Committee members said that they had been concerned by reports of from mass xenophobic rallies by movements including Pegida (Patriotic Europeans against the Islamization of the West) and continuing attacks on minorities, refugees and their homes.

They were also worried that Germany wasn't doing enough to integrate migrants into its society.

Just hours after the German representatives had finished presenting to the committee, police raided homes across Germany in search of evidence against a new far-right hate group that planned to attack asylum seekers' accommodation and mosques using explosives.

Wittling-Vogel assured the committee that Germany would fight harder against hatred and racial discrimination, including with tougher legal penalties if necessary.

Fighting racism was a constitutional obligation for the government and the states, and was seen as having an overriding priority by all levels of the administration, she said.
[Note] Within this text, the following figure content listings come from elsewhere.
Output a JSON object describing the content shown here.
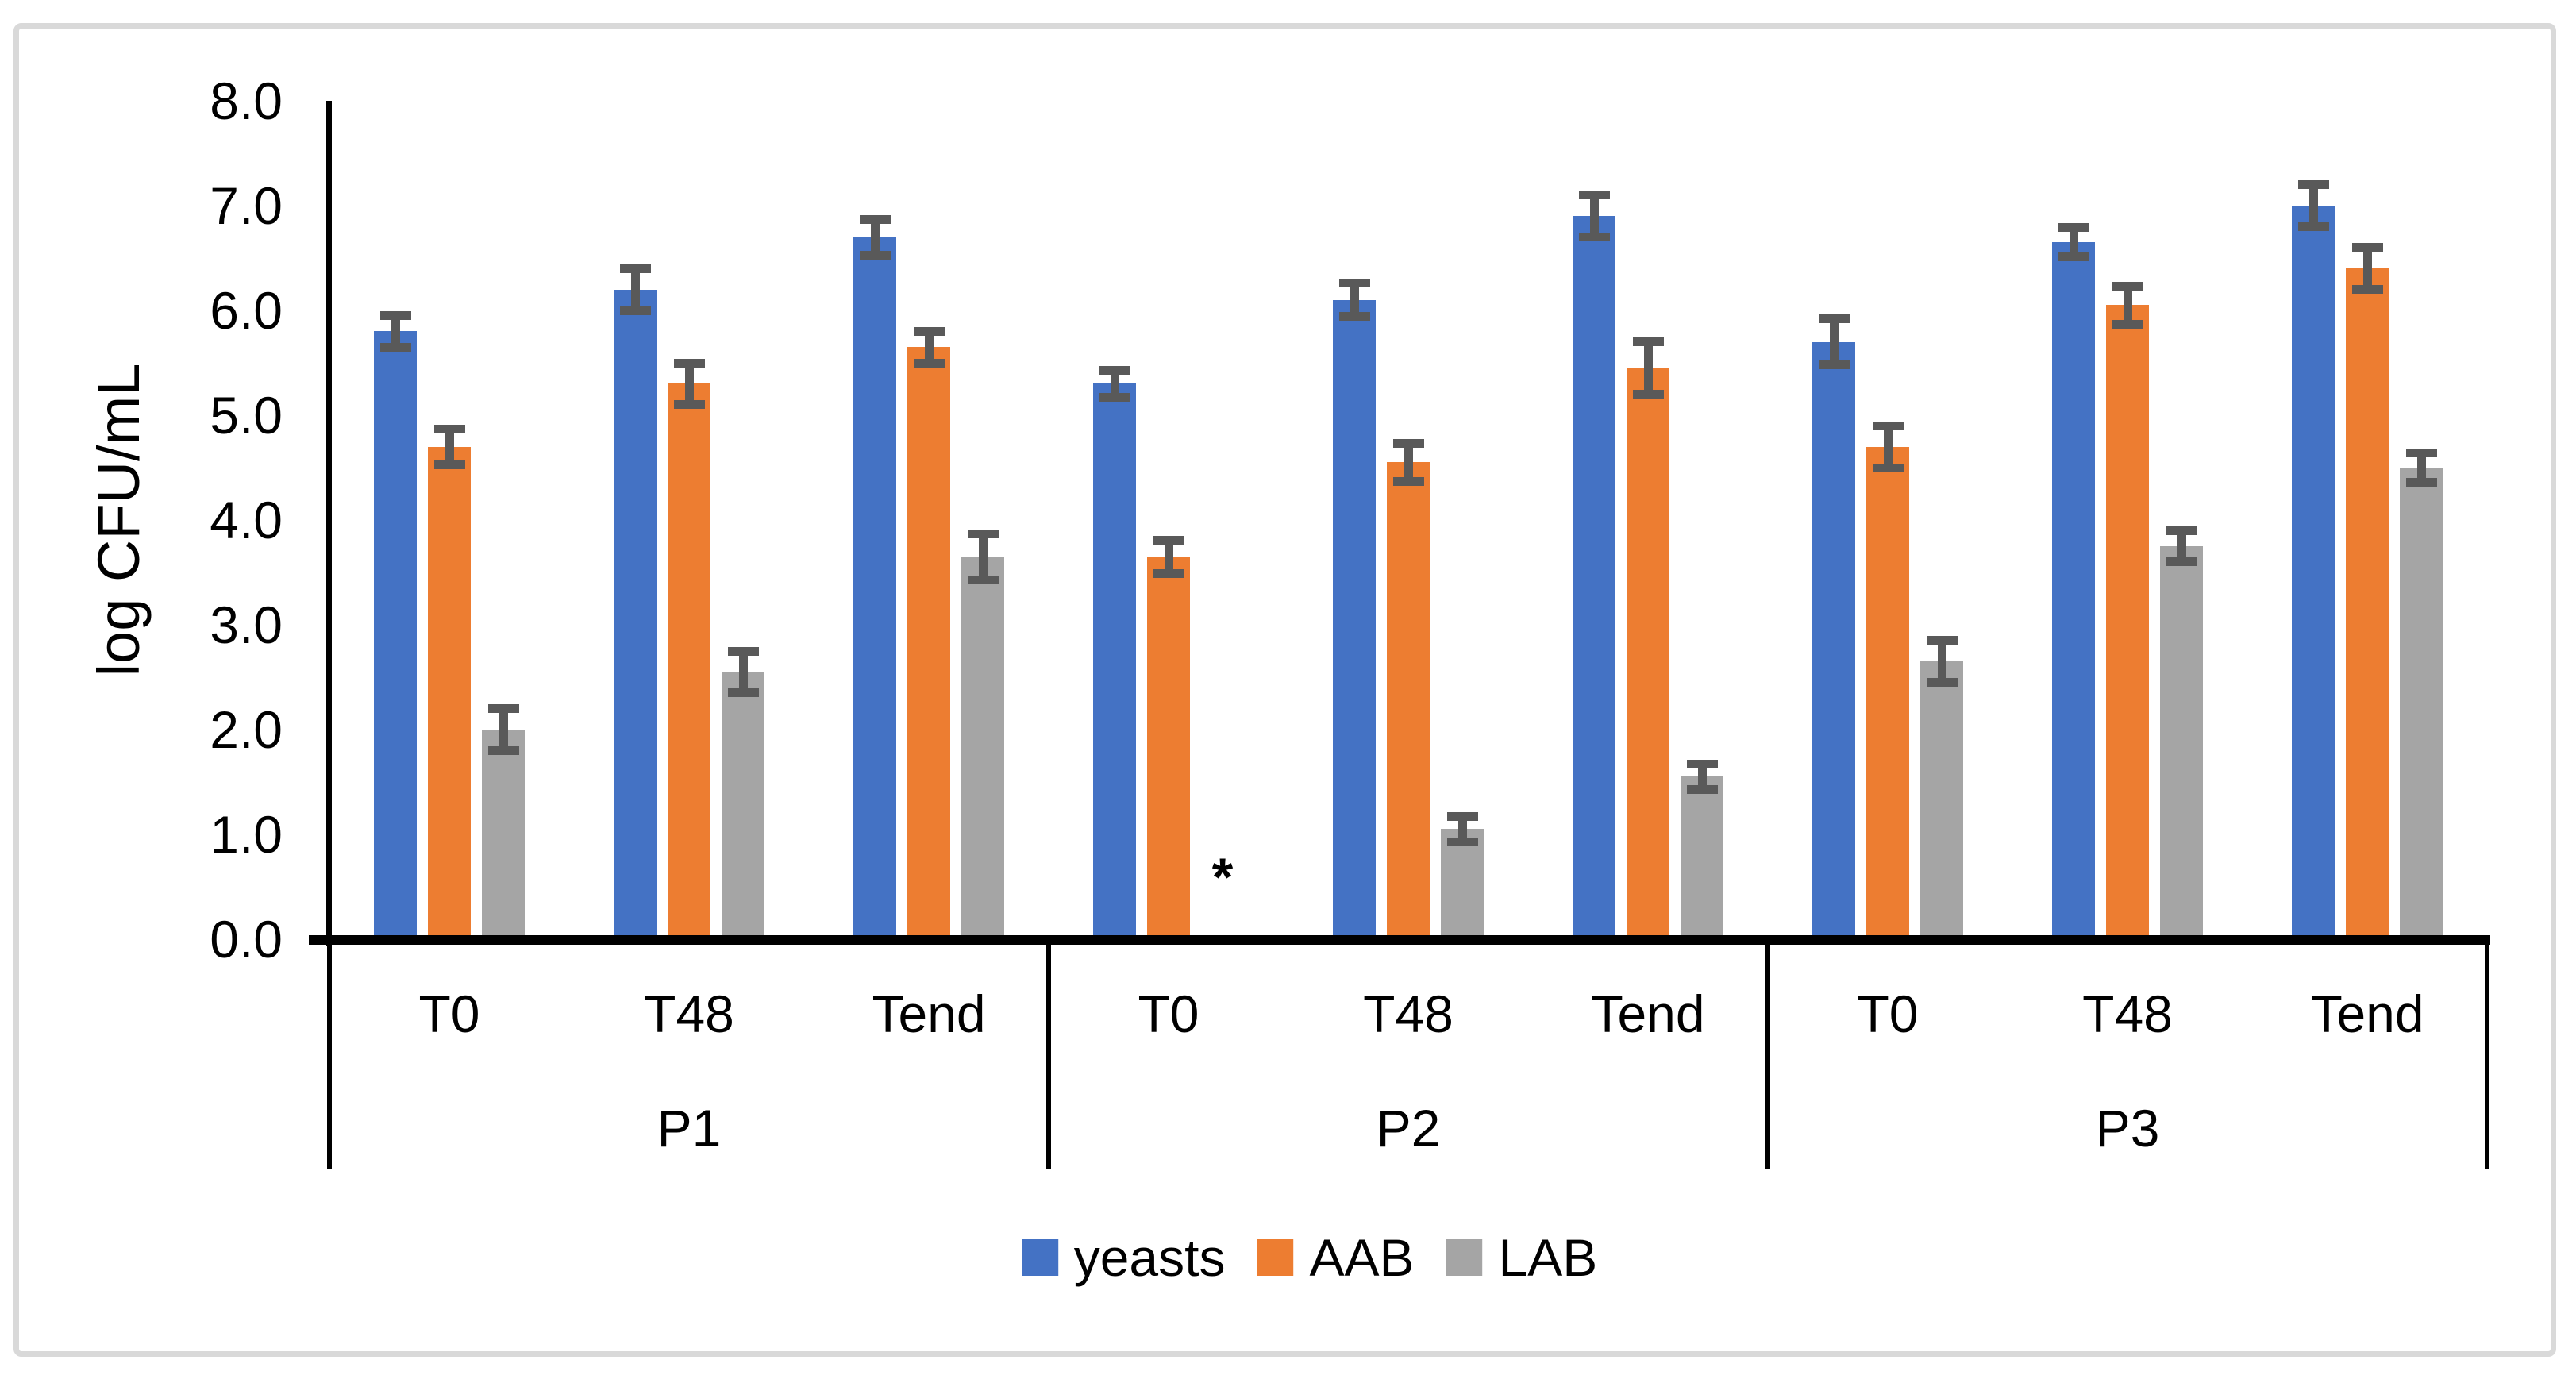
{
  "chart_data": {
    "type": "bar",
    "title": "",
    "ylabel": "log CFU/mL",
    "xlabel": "",
    "ylim": [
      0.0,
      8.0
    ],
    "y_ticks": [
      "0.0",
      "1.0",
      "2.0",
      "3.0",
      "4.0",
      "5.0",
      "6.0",
      "7.0",
      "8.0"
    ],
    "grid": false,
    "legend_position": "bottom",
    "groups": [
      "P1",
      "P2",
      "P3"
    ],
    "timepoints": [
      "T0",
      "T48",
      "Tend"
    ],
    "series": [
      {
        "name": "yeasts",
        "color": "#4472C4",
        "values": [
          [
            5.8,
            6.2,
            6.7
          ],
          [
            5.3,
            6.1,
            6.9
          ],
          [
            5.7,
            6.65,
            7.0
          ]
        ],
        "errors": [
          [
            0.15,
            0.2,
            0.17
          ],
          [
            0.13,
            0.16,
            0.2
          ],
          [
            0.22,
            0.14,
            0.2
          ]
        ]
      },
      {
        "name": "AAB",
        "color": "#ED7D31",
        "values": [
          [
            4.7,
            5.3,
            5.65
          ],
          [
            3.65,
            4.55,
            5.45
          ],
          [
            4.7,
            6.05,
            6.4
          ]
        ],
        "errors": [
          [
            0.17,
            0.2,
            0.15
          ],
          [
            0.16,
            0.18,
            0.25
          ],
          [
            0.2,
            0.18,
            0.2
          ]
        ]
      },
      {
        "name": "LAB",
        "color": "#A5A5A5",
        "values": [
          [
            2.0,
            2.55,
            3.65
          ],
          [
            null,
            1.05,
            1.55
          ],
          [
            2.65,
            3.75,
            4.5
          ]
        ],
        "errors": [
          [
            0.2,
            0.2,
            0.22
          ],
          [
            null,
            0.12,
            0.12
          ],
          [
            0.2,
            0.15,
            0.14
          ]
        ]
      }
    ],
    "annotations": [
      {
        "text": "*",
        "group": "P2",
        "timepoint": "T0",
        "series": "LAB"
      }
    ],
    "error_bar_color": "#595959",
    "axis_color": "#000000"
  }
}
But she added that the government was “happy that we can report on examples of civic engagement before the committee,” pointing out that the number of counter-demonstrators had always exceeded the numbers turning out for Pegida – even at the movement's high point.

On Wednesday, the committee is due to hear representatives from human rights organizations, who are likely to accuse the government of serious shortcomings.

They are expected to say that German authorities define racism too narrowly and see it only in its most obvious form among people active on the political far right.

Countries among the 177 that have signed the Convention on the Elimination of All Forms of Racial Discrimination (Germany joined in 1969) must regularly appear before the committee to explain what they have been doing to fight racism.

The 18 independent experts who sit on the committee will issue a set of recommendations for Germany in around two weeks.